If the shareholders don’t receive access to requested documents, they might consider legal action, Skidmore said.

“Our feeling is if there is nothing to hide, it shouldn’t be an issue to disclose some of that information so shareholders can make a reasonable decision, but that hasn’t happened yet,” he said.

Green owns about 78 percent of the company and serves as a director. He formed OneEighty Communications in 1998, and Avista Corp. bought a majority interest in 1999, but the company became a consistent money loser.

“Quite frankly, the reason I lent that money to the company was there weren’t any other institutions that were willing to invest in telecom over the last couple of years,” Green said.

Darek Smehlik, former vice president of network engineering, said he paid taxes on shares issued as a bonus. The company granted shares in 2005 valued at 36 cents and some in 2007 at 48 cents, but stockholders were told at the meeting shares are worth nothing, suggesting the valuation formula had changed, he said.

Green said the current valuation remains unclear.

Skidmore said OneEighty had an “acquire as many customers at all costs” approach. OneEighty had purchased at least four Internet and telecom companies. Green, however, said the company should have pursued voice earlier. “I don’t think you can just be a niche player and do data,” he said. Since Skidmore and other managers left in 2005, “we’ve made significant bottom-line impact for the company and really done a better job of managing the business,” Green said.

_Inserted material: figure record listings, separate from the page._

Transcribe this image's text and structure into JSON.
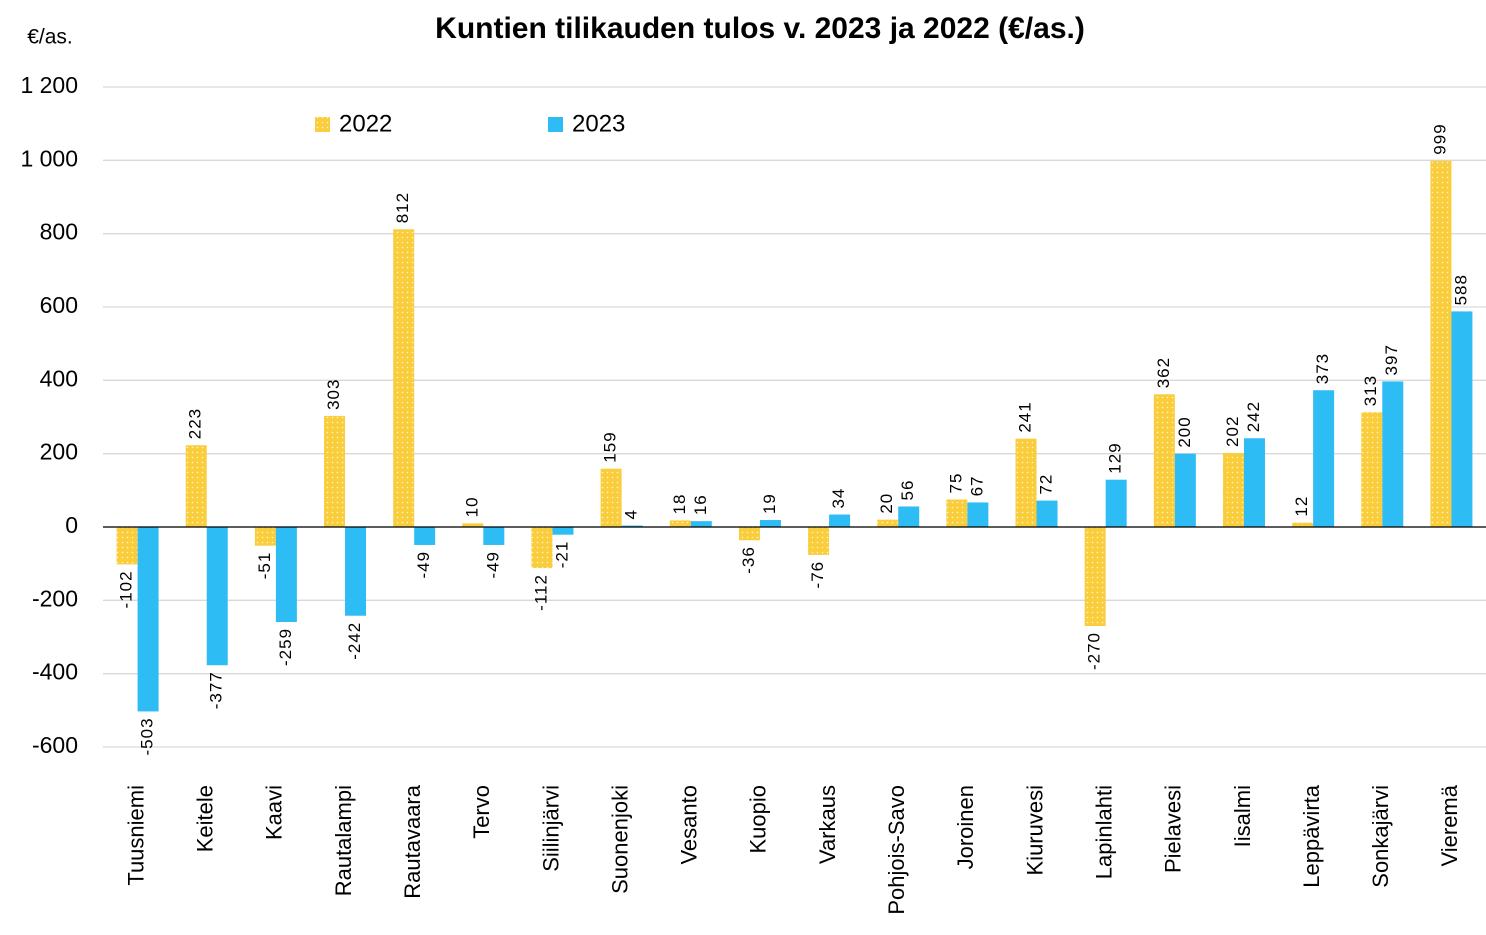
{
  "chart_data": {
    "type": "bar",
    "title": "Kuntien tilikauden tulos v. 2023 ja 2022 (€/as.)",
    "y_axis_label": "€/as.",
    "categories": [
      "Tuusniemi",
      "Keitele",
      "Kaavi",
      "Rautalampi",
      "Rautavaara",
      "Tervo",
      "Siilinjärvi",
      "Suonenjoki",
      "Vesanto",
      "Kuopio",
      "Varkaus",
      "Pohjois-Savo",
      "Joroinen",
      "Kiuruvesi",
      "Lapinlahti",
      "Pielavesi",
      "Iisalmi",
      "Leppävirta",
      "Sonkajärvi",
      "Vieremä"
    ],
    "series": [
      {
        "name": "2022",
        "color": "#f9cd3c",
        "values": [
          -102,
          223,
          -51,
          303,
          812,
          10,
          -112,
          159,
          18,
          -36,
          -76,
          20,
          75,
          241,
          -270,
          362,
          202,
          12,
          313,
          999
        ]
      },
      {
        "name": "2023",
        "color": "#2ebcf4",
        "values": [
          -503,
          -377,
          -259,
          -242,
          -49,
          -49,
          -21,
          4,
          16,
          19,
          34,
          56,
          67,
          72,
          129,
          200,
          242,
          373,
          397,
          588
        ]
      }
    ],
    "ylim": [
      -600,
      1200
    ],
    "yticks": [
      -600,
      -400,
      -200,
      0,
      200,
      400,
      600,
      800,
      {
        "value": 1000,
        "label": "1 000"
      },
      {
        "value": 1200,
        "label": "1 200"
      }
    ],
    "grid": true,
    "legend": "top"
  }
}
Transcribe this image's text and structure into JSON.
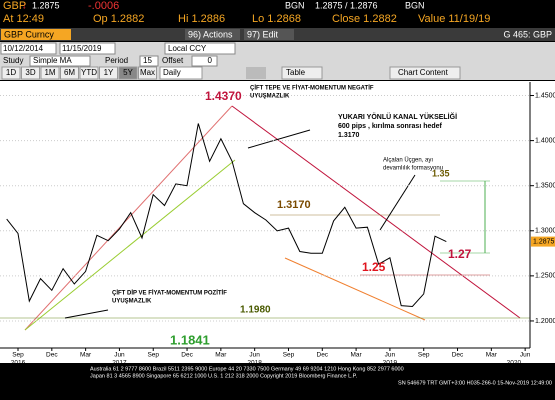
{
  "header": {
    "ticker": "GBP",
    "price": "1.2875",
    "change": "-.0006",
    "source": "BGN",
    "bid_ask": "1.2875 / 1.2876",
    "source2": "BGN",
    "at": "At 12:49",
    "open": "Op 1.2882",
    "high": "Hi 1.2886",
    "low": "Lo 1.2868",
    "close": "Close 1.2882",
    "value": "Value 11/19/19"
  },
  "toolbar": {
    "security": "GBP Curncy",
    "actions": "96) Actions",
    "edit": "97) Edit",
    "function": "G 465: GBP",
    "start": "10/12/2014",
    "end": "11/15/2019",
    "currency": "Local CCY",
    "study": "Study",
    "study_value": "Simple MA",
    "period": "Period",
    "period_value": "15",
    "offset": "Offset",
    "offset_value": "0",
    "ranges": [
      "1D",
      "3D",
      "1M",
      "6M",
      "YTD",
      "1Y",
      "5Y",
      "Max"
    ],
    "frequency": "Daily",
    "table": "Table",
    "chart_content": "Chart Content"
  },
  "chart_data": {
    "type": "line",
    "color": "#000000",
    "x": [
      "2016-08",
      "2016-09",
      "2016-10",
      "2016-11",
      "2016-12",
      "2017-01",
      "2017-02",
      "2017-03",
      "2017-04",
      "2017-05",
      "2017-06",
      "2017-07",
      "2017-08",
      "2017-09",
      "2017-10",
      "2017-11",
      "2017-12",
      "2018-01",
      "2018-02",
      "2018-03",
      "2018-04",
      "2018-05",
      "2018-06",
      "2018-07",
      "2018-08",
      "2018-09",
      "2018-10",
      "2018-11",
      "2018-12",
      "2019-01",
      "2019-02",
      "2019-03",
      "2019-04",
      "2019-05",
      "2019-06",
      "2019-07",
      "2019-08",
      "2019-09",
      "2019-10",
      "2019-11"
    ],
    "values": [
      1.313,
      1.297,
      1.222,
      1.247,
      1.234,
      1.258,
      1.241,
      1.255,
      1.295,
      1.289,
      1.302,
      1.32,
      1.292,
      1.34,
      1.328,
      1.352,
      1.35,
      1.419,
      1.377,
      1.402,
      1.377,
      1.33,
      1.32,
      1.312,
      1.3,
      1.303,
      1.277,
      1.275,
      1.275,
      1.311,
      1.326,
      1.303,
      1.304,
      1.263,
      1.27,
      1.217,
      1.216,
      1.23,
      1.294,
      1.288
    ],
    "ylim": [
      1.17,
      1.465
    ],
    "yticks": [
      {
        "value": 1.45,
        "label": "1.4500"
      },
      {
        "value": 1.4,
        "label": "1.4000"
      },
      {
        "value": 1.35,
        "label": "1.3500"
      },
      {
        "value": 1.3,
        "label": "1.3000"
      },
      {
        "value": 1.25,
        "label": "1.2500"
      },
      {
        "value": 1.2,
        "label": "1.2000"
      }
    ],
    "xticks": [
      {
        "value": "2016-09",
        "label": "Sep"
      },
      {
        "value": "2016-12",
        "label": "Dec"
      },
      {
        "value": "2017-03",
        "label": "Mar"
      },
      {
        "value": "2017-06",
        "label": "Jun"
      },
      {
        "value": "2017-09",
        "label": "Sep"
      },
      {
        "value": "2017-12",
        "label": "Dec"
      },
      {
        "value": "2018-03",
        "label": "Mar"
      },
      {
        "value": "2018-06",
        "label": "Jun"
      },
      {
        "value": "2018-09",
        "label": "Sep"
      },
      {
        "value": "2018-12",
        "label": "Dec"
      },
      {
        "value": "2019-03",
        "label": "Mar"
      },
      {
        "value": "2019-06",
        "label": "Jun"
      },
      {
        "value": "2019-09",
        "label": "Sep"
      },
      {
        "value": "2019-12",
        "label": "Dec"
      },
      {
        "value": "2020-03",
        "label": "Mar"
      },
      {
        "value": "2020-06",
        "label": "Jun"
      }
    ],
    "years": [
      {
        "value": "2016-09",
        "label": "2016"
      },
      {
        "value": "2017-06",
        "label": "2017"
      },
      {
        "value": "2018-06",
        "label": "2018"
      },
      {
        "value": "2019-06",
        "label": "2019"
      },
      {
        "value": "2020-05",
        "label": "2020"
      }
    ],
    "annotations": [
      {
        "text": [
          "1.4370"
        ],
        "color": "#c0143c"
      },
      {
        "text": [
          "ÇİFT TEPE VE FİYAT-MOMENTUM NEGATİF",
          "UYUŞMAZLIK"
        ],
        "color": "#000000"
      },
      {
        "text": [
          "YUKARI YÖNLÜ KANAL YÜKSELİĞİ",
          "600 pips , kırılma sonrası hedef",
          "1.3170"
        ],
        "color": "#000000"
      },
      {
        "text": [
          "Alçalan Üçgen, ayı",
          "devamlılık formasyonu"
        ],
        "color": "#000000"
      },
      {
        "text": [
          "1.35"
        ],
        "color": "#6b5a00"
      },
      {
        "text": [
          "1.3170"
        ],
        "color": "#7a4a00"
      },
      {
        "text": [
          "1.27"
        ],
        "color": "#c0143c"
      },
      {
        "text": [
          "1.25"
        ],
        "color": "#e0141e"
      },
      {
        "text": [
          "1.1980"
        ],
        "color": "#4a5a00"
      },
      {
        "text": [
          "1.1841"
        ],
        "color": "#2e9e2e"
      },
      {
        "text": [
          "ÇİFT DİP VE FİYAT-MOMENTUM POZİTİF",
          "UYUŞMAZLIK"
        ],
        "color": "#000000"
      }
    ]
  },
  "footer": [
    "Australia 61 2 9777 8600 Brazil 5511 2395 9000 Europe 44 20 7330 7500 Germany 49 69 9204 1210 Hong Kong 852 2977 6000",
    "Japan 81 3 4565 8900      Singapore 65 6212 1000      U.S. 1 212 318 2000      Copyright 2019 Bloomberg Finance L.P.",
    "SN 546679 TRT  GMT+3:00 H035-266-0 15-Nov-2019 12:49:00"
  ]
}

“If everybody’s being honest, then there’s no complaint,” said Kaine Kornegay, former director of business development at OneEighty Networks. “Bad things happen. But without the opportunity to make that judgment, it’s pretty tough to be comfortable with a transaction going forward that you’ve been told by the CEO of the company will result in your shares being worth nothing.”

Founded in 2000 as an alternative phone company, OrbitCom is based in Sioux Falls, S.D.